Didcot A Power Station wastes almost 70% of its heat up the chimney and then dumps most of its coal ash into beautiful Radley Lakes instead of recycling it into cement and bricks and blocks. The combined extra CO2 production is about 300% more than if these wastes were avoided. So the CO2 produced could theoretically be reduced to 25% of today’s production. But that’s not the end of the story. An even greater reduction could be achieved by burning gas instead of coal.

Coal fired electricity generation has just been announced as causing the UK’s CO2 production to have INCREASED – just because it is more profitable to companies like RWE npower to use the old inefficient coal-fired plant, Didcot A, instead of the more modern, more efficient gas plant, Didcot B. And you can smell the extra pollution in the air. Have you noticed it recently?

Why then does BBC South Today promote daily the image of this polluting company by portraying its image at the start of the programme? Smoking should be banned and Didcot A should be pensioned off.

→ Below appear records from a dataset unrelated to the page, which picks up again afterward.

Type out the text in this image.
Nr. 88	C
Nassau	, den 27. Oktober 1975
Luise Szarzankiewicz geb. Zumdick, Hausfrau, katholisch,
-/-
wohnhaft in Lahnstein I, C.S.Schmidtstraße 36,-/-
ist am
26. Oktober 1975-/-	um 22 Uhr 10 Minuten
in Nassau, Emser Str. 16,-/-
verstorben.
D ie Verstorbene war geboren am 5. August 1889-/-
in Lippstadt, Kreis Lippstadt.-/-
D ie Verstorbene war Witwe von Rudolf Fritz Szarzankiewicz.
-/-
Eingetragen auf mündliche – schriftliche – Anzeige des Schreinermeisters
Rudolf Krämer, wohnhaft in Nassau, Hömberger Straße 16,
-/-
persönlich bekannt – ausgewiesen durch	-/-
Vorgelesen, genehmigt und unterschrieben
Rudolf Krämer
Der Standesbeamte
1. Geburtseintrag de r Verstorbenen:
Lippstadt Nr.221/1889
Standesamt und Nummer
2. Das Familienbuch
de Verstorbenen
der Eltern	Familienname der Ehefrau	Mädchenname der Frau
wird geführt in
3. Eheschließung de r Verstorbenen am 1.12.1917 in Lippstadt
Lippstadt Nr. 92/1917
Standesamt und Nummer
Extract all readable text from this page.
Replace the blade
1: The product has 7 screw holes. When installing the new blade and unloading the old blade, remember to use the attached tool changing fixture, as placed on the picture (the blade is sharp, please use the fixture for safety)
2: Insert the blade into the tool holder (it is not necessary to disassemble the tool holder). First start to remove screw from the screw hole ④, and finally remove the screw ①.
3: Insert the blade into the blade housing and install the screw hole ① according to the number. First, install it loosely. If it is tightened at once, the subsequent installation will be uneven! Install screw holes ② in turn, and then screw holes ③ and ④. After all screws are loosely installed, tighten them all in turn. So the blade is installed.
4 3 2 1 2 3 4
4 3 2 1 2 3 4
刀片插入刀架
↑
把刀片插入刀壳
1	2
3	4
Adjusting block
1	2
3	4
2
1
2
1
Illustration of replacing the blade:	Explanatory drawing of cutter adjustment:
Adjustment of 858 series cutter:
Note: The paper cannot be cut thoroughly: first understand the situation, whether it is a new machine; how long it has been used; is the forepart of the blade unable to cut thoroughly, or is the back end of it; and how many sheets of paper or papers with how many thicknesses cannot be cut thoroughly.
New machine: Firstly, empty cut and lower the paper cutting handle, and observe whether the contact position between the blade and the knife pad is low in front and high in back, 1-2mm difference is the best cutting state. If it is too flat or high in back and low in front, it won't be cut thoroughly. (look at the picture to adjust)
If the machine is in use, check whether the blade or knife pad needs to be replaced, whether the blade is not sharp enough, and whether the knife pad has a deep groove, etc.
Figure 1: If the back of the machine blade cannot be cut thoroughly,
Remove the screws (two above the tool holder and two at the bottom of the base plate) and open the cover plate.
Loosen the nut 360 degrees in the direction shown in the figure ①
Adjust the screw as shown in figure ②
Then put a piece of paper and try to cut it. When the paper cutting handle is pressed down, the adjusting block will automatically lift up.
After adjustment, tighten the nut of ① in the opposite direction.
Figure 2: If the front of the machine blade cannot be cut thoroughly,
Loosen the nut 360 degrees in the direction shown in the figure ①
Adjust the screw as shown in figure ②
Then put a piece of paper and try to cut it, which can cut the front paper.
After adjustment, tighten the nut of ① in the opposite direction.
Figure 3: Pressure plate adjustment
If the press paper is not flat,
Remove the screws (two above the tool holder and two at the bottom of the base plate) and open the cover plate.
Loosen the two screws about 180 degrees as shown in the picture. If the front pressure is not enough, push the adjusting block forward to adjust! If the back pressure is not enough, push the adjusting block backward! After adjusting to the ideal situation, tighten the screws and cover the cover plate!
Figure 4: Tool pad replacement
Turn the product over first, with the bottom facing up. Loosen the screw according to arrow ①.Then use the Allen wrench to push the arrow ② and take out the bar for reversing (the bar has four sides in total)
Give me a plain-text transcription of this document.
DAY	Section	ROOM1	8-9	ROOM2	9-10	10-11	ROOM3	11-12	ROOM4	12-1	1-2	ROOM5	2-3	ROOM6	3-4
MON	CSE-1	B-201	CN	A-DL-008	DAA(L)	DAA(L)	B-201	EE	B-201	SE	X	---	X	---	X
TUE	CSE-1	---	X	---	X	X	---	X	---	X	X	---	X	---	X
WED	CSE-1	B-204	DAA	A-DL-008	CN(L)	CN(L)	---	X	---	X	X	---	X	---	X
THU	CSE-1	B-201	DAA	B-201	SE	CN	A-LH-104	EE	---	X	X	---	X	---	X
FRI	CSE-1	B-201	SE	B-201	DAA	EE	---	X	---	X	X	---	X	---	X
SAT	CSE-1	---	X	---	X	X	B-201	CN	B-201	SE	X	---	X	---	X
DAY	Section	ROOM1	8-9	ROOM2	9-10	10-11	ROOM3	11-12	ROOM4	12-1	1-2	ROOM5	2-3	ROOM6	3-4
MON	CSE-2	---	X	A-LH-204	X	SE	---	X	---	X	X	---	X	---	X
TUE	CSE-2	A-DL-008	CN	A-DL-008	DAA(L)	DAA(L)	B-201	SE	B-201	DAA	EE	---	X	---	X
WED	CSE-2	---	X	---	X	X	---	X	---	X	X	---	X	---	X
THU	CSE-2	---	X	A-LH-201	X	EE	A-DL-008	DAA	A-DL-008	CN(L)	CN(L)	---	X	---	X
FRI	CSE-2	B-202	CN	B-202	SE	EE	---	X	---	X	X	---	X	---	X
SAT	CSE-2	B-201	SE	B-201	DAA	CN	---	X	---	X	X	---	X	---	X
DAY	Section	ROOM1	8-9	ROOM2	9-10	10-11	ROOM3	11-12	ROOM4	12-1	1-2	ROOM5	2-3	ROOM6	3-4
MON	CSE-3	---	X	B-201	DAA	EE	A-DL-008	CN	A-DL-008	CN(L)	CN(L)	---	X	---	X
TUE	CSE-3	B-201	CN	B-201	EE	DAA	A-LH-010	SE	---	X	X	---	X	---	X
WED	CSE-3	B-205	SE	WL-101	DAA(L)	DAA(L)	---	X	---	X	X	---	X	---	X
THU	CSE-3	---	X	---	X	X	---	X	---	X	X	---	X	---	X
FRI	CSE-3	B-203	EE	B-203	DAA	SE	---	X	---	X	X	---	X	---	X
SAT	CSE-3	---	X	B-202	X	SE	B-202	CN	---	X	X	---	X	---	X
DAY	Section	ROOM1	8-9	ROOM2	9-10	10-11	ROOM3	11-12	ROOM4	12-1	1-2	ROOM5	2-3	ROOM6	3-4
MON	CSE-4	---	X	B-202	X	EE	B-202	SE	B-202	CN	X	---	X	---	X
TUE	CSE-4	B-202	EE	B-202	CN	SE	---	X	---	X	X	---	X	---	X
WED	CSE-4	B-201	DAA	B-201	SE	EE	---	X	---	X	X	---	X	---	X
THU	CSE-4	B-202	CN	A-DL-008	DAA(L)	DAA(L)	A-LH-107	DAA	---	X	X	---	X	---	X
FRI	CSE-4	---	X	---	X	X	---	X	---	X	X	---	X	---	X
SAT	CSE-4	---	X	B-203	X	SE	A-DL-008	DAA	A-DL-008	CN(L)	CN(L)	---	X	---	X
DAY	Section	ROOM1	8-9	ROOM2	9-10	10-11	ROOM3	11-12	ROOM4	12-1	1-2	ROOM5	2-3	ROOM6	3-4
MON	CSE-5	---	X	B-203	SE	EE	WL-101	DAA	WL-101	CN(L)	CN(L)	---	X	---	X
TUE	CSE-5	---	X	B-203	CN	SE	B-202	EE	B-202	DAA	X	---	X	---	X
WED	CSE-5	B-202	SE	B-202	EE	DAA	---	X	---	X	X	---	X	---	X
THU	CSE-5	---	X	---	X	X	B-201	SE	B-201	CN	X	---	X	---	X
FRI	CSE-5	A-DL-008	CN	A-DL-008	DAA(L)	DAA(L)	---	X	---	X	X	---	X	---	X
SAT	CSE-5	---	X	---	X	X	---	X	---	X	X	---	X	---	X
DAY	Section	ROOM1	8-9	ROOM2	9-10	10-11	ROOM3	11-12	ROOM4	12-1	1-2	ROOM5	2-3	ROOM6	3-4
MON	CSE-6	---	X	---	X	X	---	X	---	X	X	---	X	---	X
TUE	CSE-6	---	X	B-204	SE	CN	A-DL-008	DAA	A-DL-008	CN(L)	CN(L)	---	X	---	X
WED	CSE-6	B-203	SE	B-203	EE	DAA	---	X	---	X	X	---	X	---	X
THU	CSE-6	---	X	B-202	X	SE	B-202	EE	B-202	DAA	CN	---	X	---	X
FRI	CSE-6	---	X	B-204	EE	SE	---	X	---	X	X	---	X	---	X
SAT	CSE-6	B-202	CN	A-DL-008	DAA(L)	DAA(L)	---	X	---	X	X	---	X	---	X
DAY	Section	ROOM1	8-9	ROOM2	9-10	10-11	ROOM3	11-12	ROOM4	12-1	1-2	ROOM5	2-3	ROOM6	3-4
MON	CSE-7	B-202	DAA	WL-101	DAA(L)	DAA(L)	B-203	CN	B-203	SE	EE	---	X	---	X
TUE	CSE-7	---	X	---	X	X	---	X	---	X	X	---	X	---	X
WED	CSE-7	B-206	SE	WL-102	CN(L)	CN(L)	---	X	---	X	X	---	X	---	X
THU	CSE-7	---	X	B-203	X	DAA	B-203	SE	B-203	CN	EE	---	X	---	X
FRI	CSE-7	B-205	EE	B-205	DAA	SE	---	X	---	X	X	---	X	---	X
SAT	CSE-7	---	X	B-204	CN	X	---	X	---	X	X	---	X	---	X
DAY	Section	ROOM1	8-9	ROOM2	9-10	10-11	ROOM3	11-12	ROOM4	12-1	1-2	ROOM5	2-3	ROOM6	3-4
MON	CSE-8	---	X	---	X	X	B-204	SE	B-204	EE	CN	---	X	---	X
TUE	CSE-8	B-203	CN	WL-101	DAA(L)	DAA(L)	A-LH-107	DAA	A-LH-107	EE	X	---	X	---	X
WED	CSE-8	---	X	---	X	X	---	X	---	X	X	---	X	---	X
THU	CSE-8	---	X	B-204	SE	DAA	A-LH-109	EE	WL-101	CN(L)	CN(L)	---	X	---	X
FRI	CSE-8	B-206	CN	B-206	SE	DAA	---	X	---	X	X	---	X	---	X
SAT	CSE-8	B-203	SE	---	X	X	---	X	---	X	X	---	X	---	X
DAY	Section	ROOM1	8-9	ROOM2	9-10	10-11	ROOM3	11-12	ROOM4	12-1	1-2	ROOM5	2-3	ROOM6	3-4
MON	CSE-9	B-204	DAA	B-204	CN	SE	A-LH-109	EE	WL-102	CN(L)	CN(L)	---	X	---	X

The pressure on the environment is best attacked by making the greenest decision of all.

Don’t have any children.

You can then live the most un-green selfish lifestyle of all, with the most huge carbon footprint, safe in the knowledge that looking at the big picture you will have contributed less to global warming than the most eco friendly veggie who only rides a bicycle but who has had 2 kids, 4 grandchildren, 8 grandchildren etc etc

You will contribute much less eco damage, climate change etc in the in the fullness of time.

So enjoy the Lamborghini, foreign holidays by air. Turn up the central heating. But don’t expect anyone to visit you when you get old and decrepit.